Electrification may alleviate some of those concerns. Forget the whump-whump-whump of helicopters. Electric aircraft promise to be quiet enough to allow conversations among passengers and to not annoy people on the ground.
Driven by billions in investment, batteries have made substantial advances in the watt-hours enabled per kilogram, one reason financial firm Morgan Stanley said in January that urban air mobility will be commercialized “faster than we originally anticipated.”
Though there are differences in the chemistry and packaging requirements for automotive and aviation applications — vertical takeoff and landing require high power — electrification achieves familiar benefits: lower operating costs through fewer parts, less required maintenance, no fuel costs.
But in batteries specifically, and transportation technology generally, differences between automotive grade and aviation grade remain a potential problem that could slow synergies between the two industries.

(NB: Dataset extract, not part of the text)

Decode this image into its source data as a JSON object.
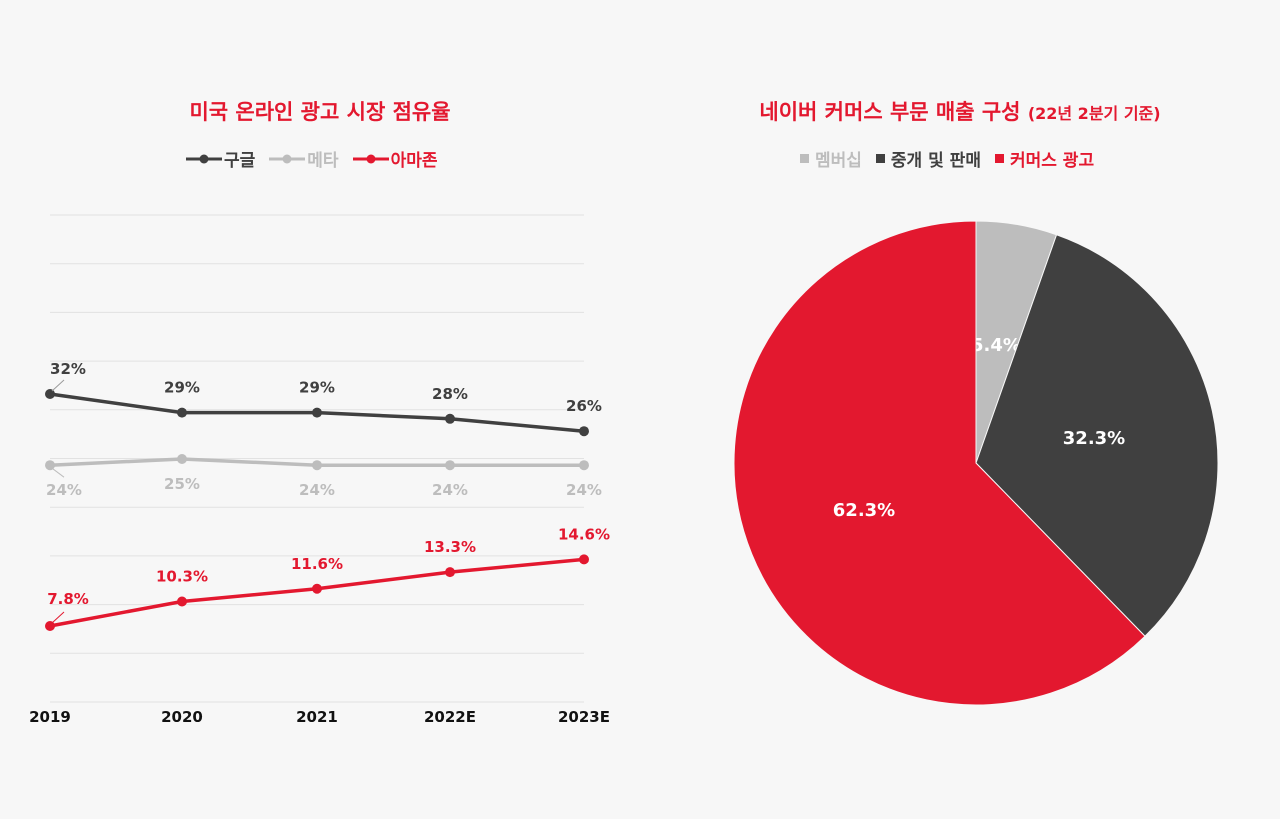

Indeed, PitchBook’s report on urban air mobility highlights the cautionary tale of Mitsubishi’s difficulty in meeting aerospace requirements in its SpaceJet project, which did not achieve certification despite billions in investments. But the allure of high-volume manufacturing at low costs remains.
“Automotive players know how to crack the code on affordability,” Hyundai’s Cohn said. “That’s something I’ve watched a lot of aerospace players try to do and really struggle with over the last couple of decades.”
If there’s a convergence of underlying technology between aviation and automotive, there may be an emotional connection as well. Archer didn’t seek an aircraft veteran to lead its design efforts — it hired Mazda’s Julien Montousse to create vehicles that elicit visceral reactions from passengers. The company does not want to make merely a people-moving pod. It wants its product to be the aviation equivalent of the innovative electric pickups and SUVs currently proliferating across the auto industry.
“When I first saw those, the first thought I had was, ‘You could put a surfboard in there,’ ” Goldstein said. “I’ve never surfed, but that was the emotional reaction I had. It’s the same thing for us. We don’t want to be thought of as a way to get to the airport faster. We want them to think it’s a way to go explore the world. That’s what strikes a chord with people.”